The effects of anion-transport inhibitors on volume reabsorption, and total CO(2) concentrations were examined by in vivo microperfusion of superficial proximal convoluted tubules of rats. The luminal perfusion solution was a high-chloride, low-bicarbonate solution like that in the in vivo late proximal tubule. The anion-transport inhibitors were only added to the luminal perfusion solutions. In tubules perfused with the control high-chloride solution, the rate of volume reabsorption (J(v)) was 2.3+/-0.2 nl/mm.min (n = 18), and the collected total CO(2) concentration was 4.0+/-0.3 mM. Furosemide (3 mM) caused a marked reduction in volume reabsorption to 0.8+/-0.3 nl/mm.min (n = 20) and only a slight increase in the total CO(2) concentration of collected samples of perfusate (7.8+/-0.5 mM). 0.8 mM acetazolamide caused a more pronounced rise in the collected total CO(2) concentrations to 10.7+/-0.5 mM but only a slight fall in J(v) to 1.7+/-0.3 nl/mm.min (n = 19). Hence, we inferred that inhibition of carbonic anhydrase only partially accounted for the inhibition of J(v) by furosemide. 4-acetamido-4'-iso-thiocyanato-stilbene-2,2'-disulphonic acid (0.1 mM), a well-characterized inhibitor of erythrocyte anion exchange mechanisms, also reduced J(v) to 1.6+/-0.3 nl/mm.min (n = 15) without changing the total CO(2) concentrations of the collected perfusates (3.6+/-0.4 mM).

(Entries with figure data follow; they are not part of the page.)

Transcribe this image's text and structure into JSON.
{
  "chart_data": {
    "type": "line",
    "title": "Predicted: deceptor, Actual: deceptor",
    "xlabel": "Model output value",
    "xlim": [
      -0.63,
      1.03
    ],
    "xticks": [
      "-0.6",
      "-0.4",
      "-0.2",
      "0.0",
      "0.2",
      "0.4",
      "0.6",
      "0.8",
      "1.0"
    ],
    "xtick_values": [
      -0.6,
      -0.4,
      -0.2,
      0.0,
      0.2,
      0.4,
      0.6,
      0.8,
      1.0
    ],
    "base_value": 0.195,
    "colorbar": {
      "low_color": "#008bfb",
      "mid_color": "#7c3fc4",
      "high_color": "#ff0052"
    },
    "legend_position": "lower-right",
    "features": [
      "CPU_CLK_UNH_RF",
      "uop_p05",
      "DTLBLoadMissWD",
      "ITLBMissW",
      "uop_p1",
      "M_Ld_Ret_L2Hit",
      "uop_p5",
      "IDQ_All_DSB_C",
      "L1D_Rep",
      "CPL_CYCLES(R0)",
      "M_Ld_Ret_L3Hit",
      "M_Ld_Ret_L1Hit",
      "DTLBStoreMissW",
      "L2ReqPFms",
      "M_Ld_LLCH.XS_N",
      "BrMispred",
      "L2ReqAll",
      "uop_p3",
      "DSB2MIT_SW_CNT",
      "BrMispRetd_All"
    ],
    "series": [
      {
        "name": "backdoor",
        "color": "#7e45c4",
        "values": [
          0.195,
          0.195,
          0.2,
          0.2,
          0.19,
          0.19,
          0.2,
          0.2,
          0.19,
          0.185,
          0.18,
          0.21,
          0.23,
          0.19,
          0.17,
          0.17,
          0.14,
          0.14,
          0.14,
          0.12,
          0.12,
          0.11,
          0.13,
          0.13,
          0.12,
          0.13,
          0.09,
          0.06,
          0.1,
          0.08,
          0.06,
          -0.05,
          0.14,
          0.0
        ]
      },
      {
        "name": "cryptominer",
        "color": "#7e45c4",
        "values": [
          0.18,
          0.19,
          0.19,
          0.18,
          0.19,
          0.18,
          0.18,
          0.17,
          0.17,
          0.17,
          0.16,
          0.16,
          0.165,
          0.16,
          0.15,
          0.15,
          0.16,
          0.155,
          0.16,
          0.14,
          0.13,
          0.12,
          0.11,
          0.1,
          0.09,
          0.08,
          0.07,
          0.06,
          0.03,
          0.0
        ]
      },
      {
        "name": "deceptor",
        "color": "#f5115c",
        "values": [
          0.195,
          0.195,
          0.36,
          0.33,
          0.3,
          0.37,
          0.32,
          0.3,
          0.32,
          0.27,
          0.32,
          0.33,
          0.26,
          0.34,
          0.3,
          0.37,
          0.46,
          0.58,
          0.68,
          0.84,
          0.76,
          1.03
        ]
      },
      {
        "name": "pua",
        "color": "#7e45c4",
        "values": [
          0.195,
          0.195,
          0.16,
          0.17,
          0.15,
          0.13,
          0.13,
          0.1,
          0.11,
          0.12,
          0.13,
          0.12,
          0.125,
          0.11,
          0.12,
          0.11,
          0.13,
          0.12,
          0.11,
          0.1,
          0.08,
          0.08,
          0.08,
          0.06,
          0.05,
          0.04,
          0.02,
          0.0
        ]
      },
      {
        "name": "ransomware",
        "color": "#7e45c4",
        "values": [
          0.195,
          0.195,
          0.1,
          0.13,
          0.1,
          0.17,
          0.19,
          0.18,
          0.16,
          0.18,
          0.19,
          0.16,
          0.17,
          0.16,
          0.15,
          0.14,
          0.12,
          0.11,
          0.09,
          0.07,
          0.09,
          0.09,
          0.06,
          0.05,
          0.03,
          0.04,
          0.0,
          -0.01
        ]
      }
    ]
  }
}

The effect of 4-acetamido-4'-iso-thiocyanato-stilbene-2,2'-disulphonic acid on volume reabsorption could not be explained by carbonic anhydrase inhibition because there was no increase in the total CO(2) concentration of the collected fluids. Furosemide did not significantly inhibit the rate of tracer glucose efflux out of the tubules, which suggests that the effect of furosemide on volume reabsorption was not a result of some nonspecific depression of active sodium transport. These results are discussed with respect to the possible effects of anion-transport inhibitors on the paracellular shunt pathway, active sodium reabsorption, and neutral sodium chloride transport.